Le terrorisme ne se combat pas par la guerre
La
politique occidentale est ici schizophrène, comme l’a
confirmé ce télégramme de l’ambassadeur des
Etats-Unis à Kaboul, révélé par la presse
américaine : « Le président Karzaï n’est
pas un partenaire stratégique adéquat… Il refuse
toute responsabilité pour prendre en charge les programmes de
défense, de gouvernance et de développement
assumés par les étrangers. »
Enfin, et
surtout, cette guerre repose sur deux postulats idéologiques
désastreux, hérités des néoconservateurs
américains. Le premier, c’est l’idée
même d’une guerre globale contre le terrorisme. Le second,
c’est l’affirmation d’un conflit
général entre Occident et Islam.
Conservateur
guère extrèmiste, l’essayiste Francis Fukuyama
rompit avec ses amis néoconservateurs parce que, expliquait-il
en 2007, ils ont « une incapacité à
reconnaître la réalité ». Or, poursuivait-il,
« le problème est la guerre elle-même. Je pense que
le concept fondamental lui-même était erroné.
[…] La plus grande erreur qu’aient faite les Etats-Unis,
au lendemain des attentats du 11 Septembre, a été
d’exagérer les enjeux et la menace. »
Le
terrorisme ne se combat pas par la guerre, mais par l’aide
économique, les solutions politiques, l’action patiente,
la réflexion intellectuelle, la justice, le droit, etc. Depuis
qu’avec l’extension de l’intervention en Afghanistan,
puis l’invasion militaire de l’Irak, le choix inverse fut
fait par l’administration Bush, le monde n’est pas moins
instable, pas moins dangereux, pas moins explosif qu’en 2001.
De
plus, aucune solution durable n’a été
apportée à aucun des grands drames où se joue
l’avenir du monde, et surtout pas au sort injuste fait au -peuple
palestinien, cristallisation emblématique de nos impuissances.
Cette guerre n’est qu’une guerre occidentale De
plus, cette guerre contre le terrorisme n’est qu’une guerre
occidentale.
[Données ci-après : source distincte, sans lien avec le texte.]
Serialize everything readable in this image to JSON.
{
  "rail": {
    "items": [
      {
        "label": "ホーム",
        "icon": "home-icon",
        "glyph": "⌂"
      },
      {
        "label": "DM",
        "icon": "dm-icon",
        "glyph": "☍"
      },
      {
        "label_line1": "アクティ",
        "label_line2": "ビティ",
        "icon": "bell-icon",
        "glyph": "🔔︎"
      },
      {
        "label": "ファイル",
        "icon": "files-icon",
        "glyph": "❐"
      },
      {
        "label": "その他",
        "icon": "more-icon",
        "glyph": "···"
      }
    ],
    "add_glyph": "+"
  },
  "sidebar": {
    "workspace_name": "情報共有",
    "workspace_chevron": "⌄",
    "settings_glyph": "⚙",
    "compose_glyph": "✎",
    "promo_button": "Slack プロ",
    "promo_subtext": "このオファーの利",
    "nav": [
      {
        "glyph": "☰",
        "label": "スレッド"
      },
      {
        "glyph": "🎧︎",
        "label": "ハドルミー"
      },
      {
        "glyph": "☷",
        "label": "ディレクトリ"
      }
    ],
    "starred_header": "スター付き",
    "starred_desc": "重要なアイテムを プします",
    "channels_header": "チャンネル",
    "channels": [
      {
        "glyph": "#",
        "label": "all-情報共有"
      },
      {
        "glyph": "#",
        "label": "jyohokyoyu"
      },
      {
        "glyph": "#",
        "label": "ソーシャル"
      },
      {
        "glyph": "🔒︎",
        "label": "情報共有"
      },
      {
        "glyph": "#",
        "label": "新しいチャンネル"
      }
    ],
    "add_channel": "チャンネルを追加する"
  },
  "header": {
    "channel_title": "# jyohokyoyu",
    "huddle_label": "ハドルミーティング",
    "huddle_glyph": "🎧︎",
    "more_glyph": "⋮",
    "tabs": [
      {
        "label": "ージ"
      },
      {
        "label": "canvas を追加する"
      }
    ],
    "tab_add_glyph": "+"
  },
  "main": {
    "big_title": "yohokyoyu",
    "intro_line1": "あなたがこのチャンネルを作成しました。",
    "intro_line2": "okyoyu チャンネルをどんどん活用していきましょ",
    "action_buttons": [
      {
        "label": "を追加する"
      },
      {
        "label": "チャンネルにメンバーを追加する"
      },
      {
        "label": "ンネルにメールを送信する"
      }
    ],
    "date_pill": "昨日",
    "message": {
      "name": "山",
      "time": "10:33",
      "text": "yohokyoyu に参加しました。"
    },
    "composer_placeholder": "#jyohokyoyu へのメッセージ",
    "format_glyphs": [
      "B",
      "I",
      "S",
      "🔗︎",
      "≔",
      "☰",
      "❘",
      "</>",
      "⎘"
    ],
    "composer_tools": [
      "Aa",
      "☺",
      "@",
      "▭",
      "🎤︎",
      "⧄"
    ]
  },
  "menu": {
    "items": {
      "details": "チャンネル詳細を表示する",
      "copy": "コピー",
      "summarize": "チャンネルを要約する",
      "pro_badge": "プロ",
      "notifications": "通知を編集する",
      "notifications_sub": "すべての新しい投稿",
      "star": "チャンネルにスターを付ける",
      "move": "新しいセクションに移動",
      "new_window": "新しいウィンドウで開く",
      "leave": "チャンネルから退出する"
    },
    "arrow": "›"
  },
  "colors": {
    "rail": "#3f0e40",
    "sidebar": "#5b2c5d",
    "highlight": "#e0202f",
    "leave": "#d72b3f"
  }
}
Alors que les discours de nos dirigeants décrivent
l’Afghanistan comme un enjeu géopolitique majeur pour la
paix du monde, ni la puissance russe, ni la démocratie indienne,
ni le régime iranien, ni l’Asie, ni l’Afrique, ni
l’Amérique latine ne raisonnent ou n’agissent en
écho, en appui.
La pédagogie universelle de
l’intervention afghane est celle, profondément
régressive, d’une guerre de l’Occident contre son
Orient, réduit à l’Islam et, au sein de
l’aire musulmane, à une vision réductrice,
caricaturale.
Nous agissons en Afghanistan comme si nous
n’avions pas pris conscience que la population cumulée de
l’Amérique du Nord, de l’Union européenne et
de l’Australasie (Australie et Nouvelle-Zélande), soit 700
millions d’individus, ne représentait plus que 10 % de la
population mondiale, les 90 % restants étant désormais
passés du statut d’objets à celui de sujets de
l’histoire mondiale.
Toute sa pédagogie
internationale montre que Barack Obama a pris conscience de cette
nouvelle donne. Mais toute sa politique précautionneuse et
progressive en Afghanistan illustre les contraintes de politique
intérieure (les lobbies, de l'armement et sioniste) qui
l’entravent. C’est ici que la France aurait pu
l’aider, en portant une option claire de retrait, en
défendant l’inutilité de cette guerre, et en
justifiant la fin de l’intervention.
Hélas…
« Si vous regardez l’histoire du monde, aucune armée
étrangère n’a réussi dans un pays qui
n’était pas le sien. Aucune ! Quelle que soit
l’époque, quel que soit le lieu ! » C’est ce
que déclarait le candidat Sarkozy en avril 2007. Il serait temps
que, l’exemple néerlandais aidant, il tire les
conséquences pratiques de cette lucidité
électorale : en retirant nos soldats d’Afghanistan.